Cannabis needs it's own category, neither annual or perrennial, Cannabis meets nature's demands, Cannabis would probably drop seed 10x a year and die and sprout and fruit every time if it was forced to follow along with nature's grand plan.

The never-ending flowering sativas--sativas know they can wait on pollen and wait some more. Animals, bees, things will bring the pollen. Mountainous indicas will not be far in growing from one another nor will their pollinators find difficulty in helping their population along.

People keep mother plants for decades, trimming the roots back down, repotting it.

Thai is probably the strong fast one of Cannabis. I doubt people will be talking about the gelato poop scooper fruity dingaling strains in 50 years.
 

Hmong

Well-known member
Veteran
call me a glass half full kinda guy, but the best Thai weed may have yet to come
that's how I see it too
in the end it's about traditional knowledge getting passed on.
with a legal environment, this should be at least be preserved if not grow exponentially.

there will be different grades of quality just like in the US
you gotta have the right connections to get the really good stuff, which just isn't commercially available for good reason.
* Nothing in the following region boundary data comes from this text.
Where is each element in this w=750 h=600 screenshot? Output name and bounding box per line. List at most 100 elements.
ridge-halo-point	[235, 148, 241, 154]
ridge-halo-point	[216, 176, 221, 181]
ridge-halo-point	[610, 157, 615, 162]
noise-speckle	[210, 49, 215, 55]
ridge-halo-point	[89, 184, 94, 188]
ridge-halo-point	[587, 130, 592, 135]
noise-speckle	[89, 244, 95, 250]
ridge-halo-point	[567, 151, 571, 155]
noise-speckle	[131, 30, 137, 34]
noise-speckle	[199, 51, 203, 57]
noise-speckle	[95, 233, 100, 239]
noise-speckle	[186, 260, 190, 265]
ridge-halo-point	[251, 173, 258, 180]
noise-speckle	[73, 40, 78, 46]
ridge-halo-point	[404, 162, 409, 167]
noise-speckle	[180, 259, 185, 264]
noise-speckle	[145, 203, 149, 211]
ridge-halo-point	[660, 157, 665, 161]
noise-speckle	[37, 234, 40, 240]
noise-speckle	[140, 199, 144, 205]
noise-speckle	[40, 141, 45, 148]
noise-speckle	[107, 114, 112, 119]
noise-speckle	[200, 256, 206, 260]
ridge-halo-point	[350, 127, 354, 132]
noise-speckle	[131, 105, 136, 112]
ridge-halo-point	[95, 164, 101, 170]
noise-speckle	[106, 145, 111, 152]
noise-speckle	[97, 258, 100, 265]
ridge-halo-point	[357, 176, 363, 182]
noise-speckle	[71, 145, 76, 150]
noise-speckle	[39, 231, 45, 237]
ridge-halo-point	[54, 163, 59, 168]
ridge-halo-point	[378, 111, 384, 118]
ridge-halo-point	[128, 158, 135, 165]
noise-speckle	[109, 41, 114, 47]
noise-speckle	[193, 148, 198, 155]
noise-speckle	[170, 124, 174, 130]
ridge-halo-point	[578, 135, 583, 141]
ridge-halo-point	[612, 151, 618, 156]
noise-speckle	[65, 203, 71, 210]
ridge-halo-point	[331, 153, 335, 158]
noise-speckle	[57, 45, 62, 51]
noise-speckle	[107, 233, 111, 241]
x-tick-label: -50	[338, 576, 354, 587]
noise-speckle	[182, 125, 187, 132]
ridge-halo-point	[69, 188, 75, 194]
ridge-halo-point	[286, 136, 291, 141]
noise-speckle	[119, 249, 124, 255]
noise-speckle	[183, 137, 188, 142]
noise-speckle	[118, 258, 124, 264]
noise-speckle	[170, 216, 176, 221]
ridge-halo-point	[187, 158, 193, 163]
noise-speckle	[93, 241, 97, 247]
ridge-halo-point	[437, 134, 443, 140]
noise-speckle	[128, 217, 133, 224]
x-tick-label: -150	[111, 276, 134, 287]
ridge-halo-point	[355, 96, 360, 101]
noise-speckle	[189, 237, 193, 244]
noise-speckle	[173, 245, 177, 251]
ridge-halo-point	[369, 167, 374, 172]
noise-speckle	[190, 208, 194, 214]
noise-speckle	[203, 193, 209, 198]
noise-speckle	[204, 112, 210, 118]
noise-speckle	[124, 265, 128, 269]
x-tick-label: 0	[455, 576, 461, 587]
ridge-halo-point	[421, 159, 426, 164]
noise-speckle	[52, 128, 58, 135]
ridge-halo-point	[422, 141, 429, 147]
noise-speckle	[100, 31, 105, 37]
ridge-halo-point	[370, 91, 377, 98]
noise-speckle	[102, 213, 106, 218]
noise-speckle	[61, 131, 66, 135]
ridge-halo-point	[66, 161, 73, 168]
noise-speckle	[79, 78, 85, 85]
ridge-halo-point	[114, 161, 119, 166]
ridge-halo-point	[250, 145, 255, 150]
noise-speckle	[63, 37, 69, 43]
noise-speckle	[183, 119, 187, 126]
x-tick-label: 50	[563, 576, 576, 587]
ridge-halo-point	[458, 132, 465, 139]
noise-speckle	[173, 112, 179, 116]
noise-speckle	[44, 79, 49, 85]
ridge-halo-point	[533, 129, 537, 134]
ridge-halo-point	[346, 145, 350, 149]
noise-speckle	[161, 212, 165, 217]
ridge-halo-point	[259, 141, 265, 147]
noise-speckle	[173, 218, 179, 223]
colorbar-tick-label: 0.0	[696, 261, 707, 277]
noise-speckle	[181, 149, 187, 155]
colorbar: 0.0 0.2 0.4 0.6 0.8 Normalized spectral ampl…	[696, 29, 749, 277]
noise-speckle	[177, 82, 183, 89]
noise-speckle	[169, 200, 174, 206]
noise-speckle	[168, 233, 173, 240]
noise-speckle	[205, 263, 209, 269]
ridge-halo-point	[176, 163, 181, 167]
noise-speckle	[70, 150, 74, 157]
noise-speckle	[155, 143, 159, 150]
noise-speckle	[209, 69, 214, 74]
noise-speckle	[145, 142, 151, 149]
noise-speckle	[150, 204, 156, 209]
It's simply profit margins, even at a higher prices it's often hard to compete against the mass of chaff. I call it the McDonald's phenomenon, shure they could make better food, but as long as the masses buy, why change?
 

yesum

Well-known member
ICMag Donor
Veteran
The best mostly never left the native lands. Rare even there. My theory of why there is so little great landrace now. Very little at any time including the past. Mass production almost always degrades quality. Also, the very stimulating and sometimes scary lines, were just too much for most people to handle.
 

xet

Active member
since you would select for yield, yes of course

again, it's supply and demand.
us here, we are freaks asking for that special, but your average customer doesn't even know it exists.
no reason to go the landrace route commercially
Even if they tried it they still wouldn't know it exists.

Babylon programs the public to get in line.

They could sip the finest orange juice on earth and then sip that orange-colored corn syrup Sunny D crap and tell you with a straight face they both taste exactly the same.
 

yesum

Well-known member
ICMag Donor
Veteran
Even if they tried it they still wouldn't know it exists.

Babylon programs the public to get in line.

They could sip the finest orange juice on earth and then sip that orange-colored corn syrup Sunny D crap and tell you with a straight face they both taste exactly the same.


I was laughing at that. Too true. Either they would not know what a gem they had, or as I said, it would make them feel uneasy. The truth hurts I guess.